Outro exemplo vem de dois estudantes, Akshay Kothari e Ankit Gupta, matriculados em outra disciplina do instituto de design, a Launchpad. O currículo da matéria exigia que criassem uma empresa do zero até o final do trimestre acadêmico de dez semanas. Os dois rapazes se descreviam como “geeks”: eram tecnicamente brilhantes, altamente analíticos e definitivamente tímidos. Mas optaram por trabalhar em sua ideia — um belo leitor de notícias para o então recém-lançado iPad — fora do campus, num café em Palo Alto, onde estariam rodeados de potenciais usuários. Passando por cima da timidez, Akshay abordou estranhos no café e pediu que testassem seu protótipo. Ankit criou centenas de pequenas variações do aplicativo para serem testadas a cada dia — alterando desde padrões de interação ao tamanho de botões. Em semanas, graças ao acelerado processo de iteração, a dupla chegara a um bom produto. “No começo, a reação das pessoas era ‘Que porcaria!’”, conta Akshay. “Depois, já queriam saber se o aplicativo vinha instalado em todo iPad.” O resultado — o Pulse News — foi elogiado em público por Steve Jobs na conferência mundial de desenvolvedores da Apple meses depois. Já foi baixado por 15 milhões de pessoas e é um dos 50 aplicativos originais no “Hall of Fame” da loja de aplicativos da Apple.

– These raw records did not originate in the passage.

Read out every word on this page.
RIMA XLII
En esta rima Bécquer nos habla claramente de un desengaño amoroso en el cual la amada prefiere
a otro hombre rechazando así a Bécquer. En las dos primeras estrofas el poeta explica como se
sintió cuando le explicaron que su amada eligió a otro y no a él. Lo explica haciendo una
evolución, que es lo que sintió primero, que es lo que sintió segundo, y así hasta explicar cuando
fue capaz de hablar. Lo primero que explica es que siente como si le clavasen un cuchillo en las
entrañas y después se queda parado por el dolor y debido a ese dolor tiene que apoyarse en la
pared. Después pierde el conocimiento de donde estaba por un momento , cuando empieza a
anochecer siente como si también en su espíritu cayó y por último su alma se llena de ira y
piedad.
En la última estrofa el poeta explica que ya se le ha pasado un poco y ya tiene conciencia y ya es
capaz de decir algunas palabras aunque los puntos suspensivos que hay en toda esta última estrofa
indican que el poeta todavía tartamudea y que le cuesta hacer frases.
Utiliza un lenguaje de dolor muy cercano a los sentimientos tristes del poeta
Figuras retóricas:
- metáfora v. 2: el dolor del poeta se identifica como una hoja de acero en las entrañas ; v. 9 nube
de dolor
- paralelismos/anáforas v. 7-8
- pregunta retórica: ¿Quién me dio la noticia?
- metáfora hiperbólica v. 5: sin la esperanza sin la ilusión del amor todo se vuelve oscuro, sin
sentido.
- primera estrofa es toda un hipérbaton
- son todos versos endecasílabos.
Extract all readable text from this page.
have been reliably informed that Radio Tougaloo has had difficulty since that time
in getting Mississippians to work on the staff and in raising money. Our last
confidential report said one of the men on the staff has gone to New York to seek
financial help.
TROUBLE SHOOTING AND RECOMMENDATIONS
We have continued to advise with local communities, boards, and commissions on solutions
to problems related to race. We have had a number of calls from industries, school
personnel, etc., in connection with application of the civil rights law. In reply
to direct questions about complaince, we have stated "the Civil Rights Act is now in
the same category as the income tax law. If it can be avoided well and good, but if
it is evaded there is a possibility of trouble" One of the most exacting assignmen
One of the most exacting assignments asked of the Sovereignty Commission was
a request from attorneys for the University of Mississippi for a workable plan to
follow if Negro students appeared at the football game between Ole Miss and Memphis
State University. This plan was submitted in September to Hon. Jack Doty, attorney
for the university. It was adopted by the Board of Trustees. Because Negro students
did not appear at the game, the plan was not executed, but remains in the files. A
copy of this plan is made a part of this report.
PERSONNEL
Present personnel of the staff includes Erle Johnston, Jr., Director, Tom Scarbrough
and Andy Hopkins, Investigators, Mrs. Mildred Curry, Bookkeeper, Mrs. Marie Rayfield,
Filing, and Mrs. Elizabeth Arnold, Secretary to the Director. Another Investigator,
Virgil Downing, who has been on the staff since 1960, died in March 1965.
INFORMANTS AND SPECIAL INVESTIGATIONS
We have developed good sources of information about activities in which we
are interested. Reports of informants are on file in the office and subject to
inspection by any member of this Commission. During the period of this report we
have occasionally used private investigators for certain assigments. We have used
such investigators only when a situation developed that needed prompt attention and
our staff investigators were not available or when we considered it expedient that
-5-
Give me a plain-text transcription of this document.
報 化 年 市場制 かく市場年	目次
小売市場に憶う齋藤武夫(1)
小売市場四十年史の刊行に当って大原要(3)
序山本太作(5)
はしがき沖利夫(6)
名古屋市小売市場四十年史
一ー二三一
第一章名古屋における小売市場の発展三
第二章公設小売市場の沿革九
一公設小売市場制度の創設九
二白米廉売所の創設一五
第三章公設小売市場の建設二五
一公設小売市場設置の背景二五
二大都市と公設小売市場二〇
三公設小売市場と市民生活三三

Não são só empreendedores e inventores de produtos que devem sair ao mundo. Altos gerentes também precisam do contato direto com gente afetada por suas decisões. No meio de uma intervenção de gestão que a IDEO fez para a ConAgra Foods, por exemplo, os executivos saíram do conforto das salas de reunião e foram explorar zonas pobres de Detroit onde alguém pode caminhar quilômetros sem ver um supermercado. Observaram em primeira mão a reação de moradores desses lugares a certos produtos alimentícios e falaram com um “agricultor urbano” que pretendia transformar terrenos baldios em hortas comunitárias. Segundo Al Bolles, vice-presidente de pesquisa, qualidade e inovação da ConAgra, esse comportamento hoje é comum na empresa. “Anos atrás, era difícil arrastar minha equipe executiva para fora do escritório”, conta. “Mas agora saímos, vamos até a casa do cliente para entender o que as pessoas realmente precisam.”